Hi Thomas,
we are still waiting for the comments from Honnappa. In our understanding, the
missing barrier is a bug according to the model. We reproduced the scenario in
herd7, which represents the authoritative memory model:
https://developer.arm.com/architectures/cpu-architecture/a-profile/memory-model-tool
Here is a litmus code that shows that the XCHG (when compiled to LDAXR and
STLR) is not atomic wrt memory updates to other locations:
-----
AArch64 XCHG-nonatomic
{
0:X1=locked; 0:X3=next;
1:X1=locked; 1:X3=next; 1:X5=tail;
}
P0 | P1;
LDR W0, [X3] | MOV W0, #1;
CBZ W0, end | STR W0, [X1]; (* init locked *)
MOV W2, #2 | MOV W2, #0;
STR W2, [X1] | xchg:;
end: | LDAXR W6, [X5];
NOP | STLXR W4, W0, [X5];
NOP | CBNZ W4, xchg;
NOP | STR W0, [X3]; (* set next *)
exists
(0:X2=2 /\ locked=1)
-----
(web version of herd7: http://diy.inria.fr/www/?record=aarch64)
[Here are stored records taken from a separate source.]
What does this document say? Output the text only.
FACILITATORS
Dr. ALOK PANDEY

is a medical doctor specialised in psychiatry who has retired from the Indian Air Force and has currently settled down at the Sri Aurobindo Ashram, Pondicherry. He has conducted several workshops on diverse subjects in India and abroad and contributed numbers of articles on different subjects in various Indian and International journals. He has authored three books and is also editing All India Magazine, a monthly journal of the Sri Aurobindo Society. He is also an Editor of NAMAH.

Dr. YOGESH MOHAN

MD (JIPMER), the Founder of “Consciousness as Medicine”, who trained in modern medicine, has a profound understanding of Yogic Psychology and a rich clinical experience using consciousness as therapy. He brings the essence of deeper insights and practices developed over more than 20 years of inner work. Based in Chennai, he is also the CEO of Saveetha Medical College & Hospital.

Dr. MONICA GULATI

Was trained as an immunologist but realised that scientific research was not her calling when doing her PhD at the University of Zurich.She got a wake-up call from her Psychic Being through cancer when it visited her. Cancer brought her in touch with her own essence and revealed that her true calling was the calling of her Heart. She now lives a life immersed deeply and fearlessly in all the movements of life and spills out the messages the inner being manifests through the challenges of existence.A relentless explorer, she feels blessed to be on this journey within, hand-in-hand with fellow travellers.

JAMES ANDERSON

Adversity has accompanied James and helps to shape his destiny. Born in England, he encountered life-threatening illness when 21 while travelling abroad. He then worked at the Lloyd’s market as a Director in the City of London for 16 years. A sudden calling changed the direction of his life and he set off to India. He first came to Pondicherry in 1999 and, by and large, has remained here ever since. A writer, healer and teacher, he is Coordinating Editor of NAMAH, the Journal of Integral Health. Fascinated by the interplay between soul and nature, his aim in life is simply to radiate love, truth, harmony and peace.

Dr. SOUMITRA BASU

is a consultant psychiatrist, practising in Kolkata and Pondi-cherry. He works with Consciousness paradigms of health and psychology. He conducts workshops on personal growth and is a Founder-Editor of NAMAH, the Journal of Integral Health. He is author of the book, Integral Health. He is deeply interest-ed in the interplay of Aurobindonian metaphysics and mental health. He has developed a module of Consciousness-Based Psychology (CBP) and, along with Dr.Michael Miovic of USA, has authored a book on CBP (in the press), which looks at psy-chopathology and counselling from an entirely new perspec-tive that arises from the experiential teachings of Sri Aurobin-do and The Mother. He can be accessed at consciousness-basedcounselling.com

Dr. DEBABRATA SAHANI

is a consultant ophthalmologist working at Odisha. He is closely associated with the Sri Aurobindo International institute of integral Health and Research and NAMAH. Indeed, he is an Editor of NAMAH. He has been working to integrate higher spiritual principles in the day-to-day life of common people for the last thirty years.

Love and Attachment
P1 is trying to acquire the lock:
- initializes locked
- does the xchg on the tail of the mcslock
- sets the next
P0 is releasing the lock:
- if next is not set, just terminates
- if next is set, stores 2 in locked
The initialization of locked should never overwrite the store 2 to locked, but
it does.
To avoid that reordering to happen, one should make the last store of P1 to
have a "release" barrier, ie, STLR.
This is equivalent to the reordering occurring in the mcslock of librte_eal.
Best regards,
-Diogo
-----Original Message-----
From: Thomas Monjalon [mailto:[email protected]]
Sent: Tuesday, October 6, 2020 11:50 PM
To: Phil Yang <[email protected]>; Diogo Behrens <[email protected]>;
Honnappa Nagarahalli <[email protected]>
Cc: [email protected]; nd <[email protected]>
Subject: Re: [dpdk-dev] [PATCH] librte_eal: fix mcslock hang on weak memory
31/08/2020 20:45, Honnappa Nagarahalli:
>
> Hi Diogo,
>
> Thanks for your explanation.
>
> As documented in https://developer.arm.com/documentation/ddi0487/fc B2.9.5
> Load-Exclusive and Store-Exclusive instruction usage restrictions:
> " Between the Load-Exclusive and the Store-Exclusive, there are no
> explicit memory accesses, preloads, direct or indirect System register
> writes, address translation instructions, cache or TLB maintenance
> instructions, exception generating instructions, exception returns, or
> indirect branches."
> [Honnappa] This is a requirement on the software, not on the
> micro-architecture.
> We are having few discussions internally, will get back soon.
>
> So it is not allowed to insert (1) & (4) between (2, 3). The cmpxchg
> operation is atomic.
Please what is the conclusion?